SCOTUS to rule on Md. state tax

(Nov. 28, 2014) Even though Worcester County enjoys the lowest “piggyback tax” rate in the state at 1.25 percent — equaling what the state charges nonresidents — the effect of the U.S. Supreme Court’s decision in Comptroller v. Wynne could have significant implications on local tax bills.

The high court heard arguments in the case on Nov. 12, after the State Comptroller’s Office appealed a Maryland Court of Appeals ruling in favor of Howard County resident Brian Wynne and his wife, who argued that they were subject to dual taxation.

They contended that the county’s piggyback tax on their out-of-state earnings was unconstitutional because they had already paid taxes to the state where that income was earned.

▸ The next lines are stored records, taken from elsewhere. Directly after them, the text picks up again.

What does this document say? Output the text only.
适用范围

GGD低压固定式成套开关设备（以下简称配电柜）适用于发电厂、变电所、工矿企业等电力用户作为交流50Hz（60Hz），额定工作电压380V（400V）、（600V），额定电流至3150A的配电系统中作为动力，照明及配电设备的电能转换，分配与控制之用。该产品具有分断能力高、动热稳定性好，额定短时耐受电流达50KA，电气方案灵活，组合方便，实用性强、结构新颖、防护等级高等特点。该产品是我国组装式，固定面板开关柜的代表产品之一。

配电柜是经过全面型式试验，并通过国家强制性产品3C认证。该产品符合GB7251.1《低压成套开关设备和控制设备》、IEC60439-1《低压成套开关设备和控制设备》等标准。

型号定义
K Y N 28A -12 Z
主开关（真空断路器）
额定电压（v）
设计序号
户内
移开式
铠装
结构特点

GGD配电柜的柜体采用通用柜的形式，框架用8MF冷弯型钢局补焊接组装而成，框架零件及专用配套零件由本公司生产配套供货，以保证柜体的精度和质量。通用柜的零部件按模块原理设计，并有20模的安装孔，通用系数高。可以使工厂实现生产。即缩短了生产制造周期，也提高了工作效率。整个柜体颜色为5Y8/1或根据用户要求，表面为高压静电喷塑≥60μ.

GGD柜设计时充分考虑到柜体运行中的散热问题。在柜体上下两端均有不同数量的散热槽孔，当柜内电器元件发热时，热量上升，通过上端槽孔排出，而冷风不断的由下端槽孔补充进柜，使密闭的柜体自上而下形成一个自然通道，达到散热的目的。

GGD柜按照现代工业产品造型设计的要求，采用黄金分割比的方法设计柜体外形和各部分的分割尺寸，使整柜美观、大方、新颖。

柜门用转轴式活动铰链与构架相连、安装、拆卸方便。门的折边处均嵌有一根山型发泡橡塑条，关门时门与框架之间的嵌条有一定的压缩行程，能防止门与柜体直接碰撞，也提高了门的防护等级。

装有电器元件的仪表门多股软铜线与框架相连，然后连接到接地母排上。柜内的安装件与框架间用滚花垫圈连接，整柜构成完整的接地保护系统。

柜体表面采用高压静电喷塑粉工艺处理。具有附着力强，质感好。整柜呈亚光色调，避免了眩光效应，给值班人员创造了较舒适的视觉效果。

The Supreme Court is not expected to deliver its opinion until sometime next year.

Maryland state tax is comprised of two components, the familiar state portion and a portion that is distributed and managed by the state’s counties.

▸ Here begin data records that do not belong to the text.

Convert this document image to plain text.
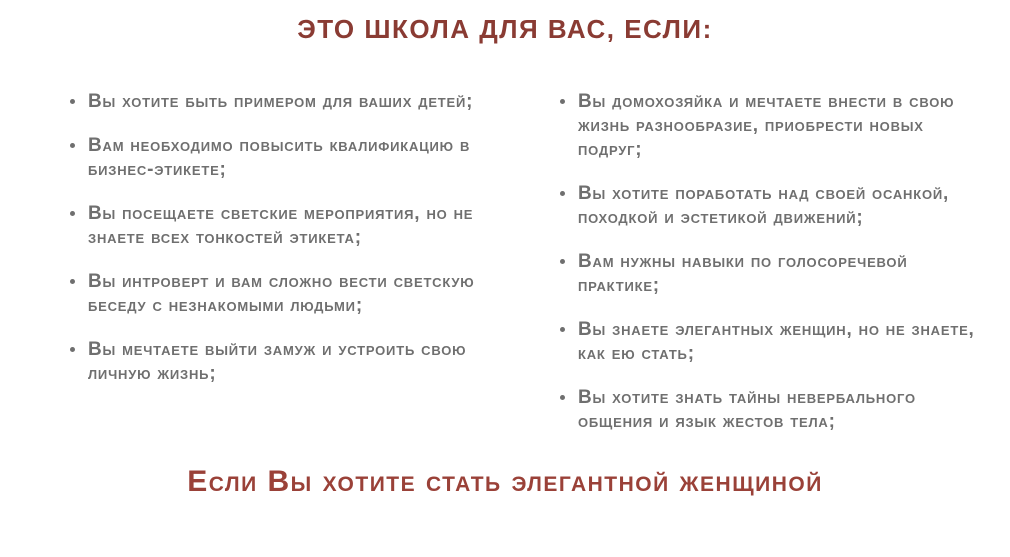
ЭТО ШКОЛА ДЛЯ ВАС, ЕСЛИ:
Вы хотите быть примером для ваших детей;
Вам необходимо повысить квалификацию в бизнес-этикете;
Вы посещаете светские мероприятия, но не знаете всех тонкостей этикета;
Вы интроверт и вам сложно вести светскую беседу с незнакомыми людьми;
Вы мечтаете выйти замуж и устроить свою личную жизнь;
Вы домохозяйка и мечтаете внести в свою жизнь разнообразие, приобрести новых подруг;
Вы хотите поработать над своей осанкой, походкой и эстетикой движений;
Вам нужны навыки по голосоречевой практике;
Вы знаете элегантных женщин, но не знаете, как ею стать;
Вы хотите знать тайны невербального общения и язык жестов тела;
Если Вы хотите стать элегантной женщиной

The vanilla state tax is not at issue in the case, as conceded by the state’s attorney during oral arguments.

The problem arises in the county portion. Maryland does not provide a credit for income taxes already paid to states where the income was earned, leaving the earner to pay the full amount required by the tax on the already-taxed income.

That’s particularly pertinent in Worcester County, where many residents have jobs or gain income from neighboring Delaware.

The Wynnes’ argument, as outlined in court documents, is this structure violates the dormant commerce clause of the Constitution.

The commerce clause gives Congress the power to regulate commerce between states.

The dormant section is the reverse inferred, but not expressly written, in the clause: a restriction on states that burdens interstate commerce.

SCOTUSblog reports  in their analysis of the arguments that the decision is too close to call at this point.

County Commissioner President J. Bud Church said Worcester County set its rate low, “because we wanted to have the lowest rate in the state.”

Church said the commissioners were briefed on the piggyback tax litigation some time ago, and estimated the net effect to the state between $220-250 million.

“It’s a Catch-22. Residents would have to file for a refund and no one knows how many will do that. No one knows how it will work,” he said.

Commissioner Virgil Shockley said it was simpler and more effective to raise money through the property tax increases.

Commissioners M. Jim Bunting and Merrill Lockfaw both reported the issue required further study.

When put to Ocean City Today’s Facebook followers, commenters  were not in favor of the existing structure. All respondents appear to live in Maryland, if not in Worcester County.

“No one should pay double tax on income,” Suzanna Ahalt said, “My point is, property tax is based on the location of the property. Income tax should be based on one thing, either where it is earned or where the earner lives.”

Peggy Kay said income tax should be based solely on where the earner lives.

“The problem is Maryland wants it both ways…It violates the internal consistency test,” Beverly Bareham, who self-reports as a tax professional on her profile, said.

Michael Smith carpet-bombed the entire idea.

“Maryland tries to tax everything that’s why they have a Republican governor because people are fed up with the way Maryland taxes everything you can think of and constantly needs more taxes because of wasteful spending and handouts to anyone who wants them they drive business and citizens to other states,” he said.